ПРИЛОЖЕНИЯ К ТОМУ 20
1) Письмо к императрице Анне Иоанновне от неизвестного из Англии с жалобой на архимандрита Геннадия и священника Варфоломея. «Ревностию нашего святого закона возбужден некоторый христианин к стопам и к престолу вашего священного величества о защищении и заступлении нашей святой веры и достоинства архиереев и священников всенижайшее предложение чина того. Ибо в Лондоне обретаются два священника греческие, Геннадий-архимандрит с Варфоломеем, племянником его, которые давно уже в ересь впали, тогда, когда во время Самуила, патриарха александрийского, купно с епископом Арсением для собирания милостыни в разные страны посланы были, которую милостыню собрав, оною между собою поделились, а помянутый епископ в Великую Россию приехал, оставя товарища своего в городе Лондоне. И хотя оные от Косьмы патриарха призываны были, дабы вспоможение, собранное милостынею церкви, в убожестве обретающейся, учинили, однако повелений его слушаться не похотели и того для от упомянутого патриарха публичное запрещение и отрешение от сообщения с верными законно получили, которые, оное запрещение уничтожа, ежедневно священнодействовать дерзают и, что горше есть, претворяют себе закон (similant religionern) с великим присутствующих людей соблазном, паче же помянутый Варфоломей достоинство наших патриархов поносит и их за ничто имеет и св. литургию, от св. отец Василия, Афанасия, Иоанна Златоустого и Григория установленную, уничтожает, яко смеху достойное людское вымышление. Сие и тому подобное сказывают они с Варфоломеем дерзновенно, ибо никакого суда не опасаются, потому что под протекциею августейшего величества вашего обретаются, и из того августейшее величество ваше усмотреть можете, какую пользу святая вера наша чрез отпадших от пути истинного получить уповать может».
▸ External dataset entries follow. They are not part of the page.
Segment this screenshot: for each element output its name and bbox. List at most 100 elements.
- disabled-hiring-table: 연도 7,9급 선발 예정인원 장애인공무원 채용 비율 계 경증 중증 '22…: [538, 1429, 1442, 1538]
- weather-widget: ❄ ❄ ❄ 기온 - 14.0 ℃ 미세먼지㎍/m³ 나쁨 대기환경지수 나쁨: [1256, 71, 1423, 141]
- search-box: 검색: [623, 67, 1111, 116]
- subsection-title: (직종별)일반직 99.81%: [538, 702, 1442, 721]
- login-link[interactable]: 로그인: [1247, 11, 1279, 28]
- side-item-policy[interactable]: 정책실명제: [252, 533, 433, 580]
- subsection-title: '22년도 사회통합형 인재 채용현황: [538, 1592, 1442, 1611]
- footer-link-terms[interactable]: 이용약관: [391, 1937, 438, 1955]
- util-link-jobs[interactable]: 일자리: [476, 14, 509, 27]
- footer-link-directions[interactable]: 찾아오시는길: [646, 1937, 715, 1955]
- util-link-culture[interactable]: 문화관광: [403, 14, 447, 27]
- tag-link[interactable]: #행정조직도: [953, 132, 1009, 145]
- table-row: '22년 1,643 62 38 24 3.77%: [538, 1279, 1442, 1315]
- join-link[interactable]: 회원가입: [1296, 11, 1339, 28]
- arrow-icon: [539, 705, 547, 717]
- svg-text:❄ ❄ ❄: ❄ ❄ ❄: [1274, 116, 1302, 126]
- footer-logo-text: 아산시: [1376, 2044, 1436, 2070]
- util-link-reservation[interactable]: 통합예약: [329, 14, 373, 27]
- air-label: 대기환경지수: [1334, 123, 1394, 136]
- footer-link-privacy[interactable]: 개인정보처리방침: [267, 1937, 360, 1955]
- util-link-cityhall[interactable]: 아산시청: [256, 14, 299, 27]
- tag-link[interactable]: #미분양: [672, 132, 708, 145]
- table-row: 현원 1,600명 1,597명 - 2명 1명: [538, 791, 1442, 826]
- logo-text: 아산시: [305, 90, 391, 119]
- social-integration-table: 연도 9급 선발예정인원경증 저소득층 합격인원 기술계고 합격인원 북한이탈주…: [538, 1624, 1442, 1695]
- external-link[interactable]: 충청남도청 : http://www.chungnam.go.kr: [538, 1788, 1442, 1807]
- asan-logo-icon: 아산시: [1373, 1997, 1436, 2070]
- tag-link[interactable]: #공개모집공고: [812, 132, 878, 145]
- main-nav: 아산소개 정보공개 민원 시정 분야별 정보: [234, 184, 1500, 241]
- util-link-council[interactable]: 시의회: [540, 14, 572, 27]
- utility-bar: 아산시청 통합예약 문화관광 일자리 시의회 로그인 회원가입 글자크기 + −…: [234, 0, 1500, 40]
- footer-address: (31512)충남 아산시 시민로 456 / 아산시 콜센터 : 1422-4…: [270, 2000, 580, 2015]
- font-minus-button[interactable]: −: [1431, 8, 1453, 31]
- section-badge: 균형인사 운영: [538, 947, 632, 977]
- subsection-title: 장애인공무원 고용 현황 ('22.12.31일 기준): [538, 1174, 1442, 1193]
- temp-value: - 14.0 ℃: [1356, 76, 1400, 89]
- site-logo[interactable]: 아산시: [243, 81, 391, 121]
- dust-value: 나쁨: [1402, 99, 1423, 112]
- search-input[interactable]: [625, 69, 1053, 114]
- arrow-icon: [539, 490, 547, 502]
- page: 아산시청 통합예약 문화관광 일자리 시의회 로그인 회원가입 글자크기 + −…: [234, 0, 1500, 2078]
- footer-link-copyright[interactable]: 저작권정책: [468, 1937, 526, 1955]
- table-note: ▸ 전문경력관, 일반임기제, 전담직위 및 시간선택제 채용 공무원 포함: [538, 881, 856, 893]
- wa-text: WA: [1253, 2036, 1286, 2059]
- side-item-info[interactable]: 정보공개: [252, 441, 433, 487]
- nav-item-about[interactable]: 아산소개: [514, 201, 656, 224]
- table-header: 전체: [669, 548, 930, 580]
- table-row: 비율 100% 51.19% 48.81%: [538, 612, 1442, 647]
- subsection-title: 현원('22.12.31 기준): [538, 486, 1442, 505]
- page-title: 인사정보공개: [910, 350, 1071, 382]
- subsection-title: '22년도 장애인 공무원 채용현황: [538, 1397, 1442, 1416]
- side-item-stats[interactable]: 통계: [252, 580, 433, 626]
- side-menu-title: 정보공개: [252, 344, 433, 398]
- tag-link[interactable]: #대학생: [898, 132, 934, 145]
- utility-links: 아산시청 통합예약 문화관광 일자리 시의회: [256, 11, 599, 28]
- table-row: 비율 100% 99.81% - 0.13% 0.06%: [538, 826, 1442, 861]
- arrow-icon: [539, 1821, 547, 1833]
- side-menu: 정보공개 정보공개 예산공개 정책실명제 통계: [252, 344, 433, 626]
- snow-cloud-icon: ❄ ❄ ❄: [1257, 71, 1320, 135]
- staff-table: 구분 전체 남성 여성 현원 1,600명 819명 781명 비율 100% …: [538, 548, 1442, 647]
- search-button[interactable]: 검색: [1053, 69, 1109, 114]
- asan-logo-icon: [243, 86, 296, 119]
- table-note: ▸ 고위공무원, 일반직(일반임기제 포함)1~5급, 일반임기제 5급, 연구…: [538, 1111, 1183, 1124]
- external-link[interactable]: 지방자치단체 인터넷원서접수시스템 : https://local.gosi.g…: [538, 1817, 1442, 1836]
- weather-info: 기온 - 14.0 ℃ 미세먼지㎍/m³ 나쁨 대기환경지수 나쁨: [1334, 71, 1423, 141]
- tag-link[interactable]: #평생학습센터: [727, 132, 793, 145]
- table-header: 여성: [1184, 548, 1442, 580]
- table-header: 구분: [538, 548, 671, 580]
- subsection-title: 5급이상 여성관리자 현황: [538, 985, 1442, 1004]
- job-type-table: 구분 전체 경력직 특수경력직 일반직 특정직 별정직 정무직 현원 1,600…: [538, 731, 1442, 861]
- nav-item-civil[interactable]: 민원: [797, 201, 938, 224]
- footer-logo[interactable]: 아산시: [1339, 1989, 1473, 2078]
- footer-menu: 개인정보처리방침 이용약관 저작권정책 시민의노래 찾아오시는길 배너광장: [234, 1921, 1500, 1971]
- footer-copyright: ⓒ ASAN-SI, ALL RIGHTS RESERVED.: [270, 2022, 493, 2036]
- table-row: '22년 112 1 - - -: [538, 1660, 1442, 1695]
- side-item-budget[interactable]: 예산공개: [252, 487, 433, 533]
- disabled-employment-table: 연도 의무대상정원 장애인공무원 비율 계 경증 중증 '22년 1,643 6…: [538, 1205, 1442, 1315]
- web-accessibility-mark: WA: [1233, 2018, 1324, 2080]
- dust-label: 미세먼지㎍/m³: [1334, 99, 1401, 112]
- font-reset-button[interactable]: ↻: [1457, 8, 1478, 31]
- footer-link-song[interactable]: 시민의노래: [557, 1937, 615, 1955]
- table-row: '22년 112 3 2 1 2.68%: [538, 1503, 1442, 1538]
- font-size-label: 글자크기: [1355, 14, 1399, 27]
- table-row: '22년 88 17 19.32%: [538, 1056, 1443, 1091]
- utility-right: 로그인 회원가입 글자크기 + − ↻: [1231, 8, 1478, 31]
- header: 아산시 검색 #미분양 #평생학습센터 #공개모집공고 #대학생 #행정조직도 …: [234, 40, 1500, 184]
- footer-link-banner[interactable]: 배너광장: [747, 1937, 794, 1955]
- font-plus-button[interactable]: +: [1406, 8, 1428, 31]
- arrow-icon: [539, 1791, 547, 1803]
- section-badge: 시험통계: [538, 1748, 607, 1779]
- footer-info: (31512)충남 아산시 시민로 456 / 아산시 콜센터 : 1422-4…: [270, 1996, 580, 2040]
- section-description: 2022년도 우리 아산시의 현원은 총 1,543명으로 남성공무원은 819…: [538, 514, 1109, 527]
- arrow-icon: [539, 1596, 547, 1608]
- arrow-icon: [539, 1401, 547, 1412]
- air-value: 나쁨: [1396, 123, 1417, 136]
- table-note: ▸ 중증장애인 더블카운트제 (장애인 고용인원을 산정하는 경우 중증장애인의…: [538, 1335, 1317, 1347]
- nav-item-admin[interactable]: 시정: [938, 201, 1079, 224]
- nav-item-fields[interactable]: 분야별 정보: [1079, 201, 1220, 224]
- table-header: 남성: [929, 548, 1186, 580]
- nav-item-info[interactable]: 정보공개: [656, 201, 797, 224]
Реляция князя Кантемира по поводу этого дела от 16 ноября 1733 года: «Обретаемый в здешней греческой церкви архимандрит Геннадий и племянник его Варфоломей в священнослужении со всяким учтивством последуют уставам благочестивого греческого исповедания, и никакой отмены я усмотреть не мог, кроме того, что священник Варфоломей для разумения здешнему народу службу отправляет на английском языке, и не только оные оба ни в какую ересь не впали, но, напротиву, священник Варфоломей с начала моего сюды приезду весьма ревностное против еретиков поучение имел на английском языке, от чего удержаться я ему советовал, дабы то причину не подало здешнему епископу запретить публичное греческого исповедания священнослужение, и по всему тому письмо от неизвестного к вашему императорскому величеству с продерзостию писанное, как я по совести могу донести, никакого основания не имеет и писано по самой злобе; автор же того письма есть некто Павел, который называется греческим священником, посланным от константинопольского патриарха для собрания здесь милостыни, и оное подтверждать смелость приемлю для того, что он, Павел, в ссоре, которую здесь имел с попом Варфоломеем, грозил ему, что он на него донесть хочет вашему императорскому величеству. Священник Варфоломей к ссоре их причину подал тем, что без моего ведома статского секретаря дюка Нюкастля в канцелярию чрез безымянное письмо дал знать, что оный Павел подложно сказывается греческим священником и посланным от патриарха константинопольского, и хоть потому много сходности есть, понеже он, Павел, никакого греческого письма от патриарха не имеет, однако ж я попу Варфоломею тогда запретил, чтоб он впредь в такие дела не вступал. Сколько же касается проклятия, которому архимандрит Геннадий предан был от александрийского патриарха, и от оного чрез того же патриарха он свобожден, как явствуют того патриарха письма, которые я сам у него, архимандрита, видел; а священник Варфоломей, будучи посвящен от св. правител. российского Синода, от патриарха александрийского проклят или прощен как не был, так и быть не мог».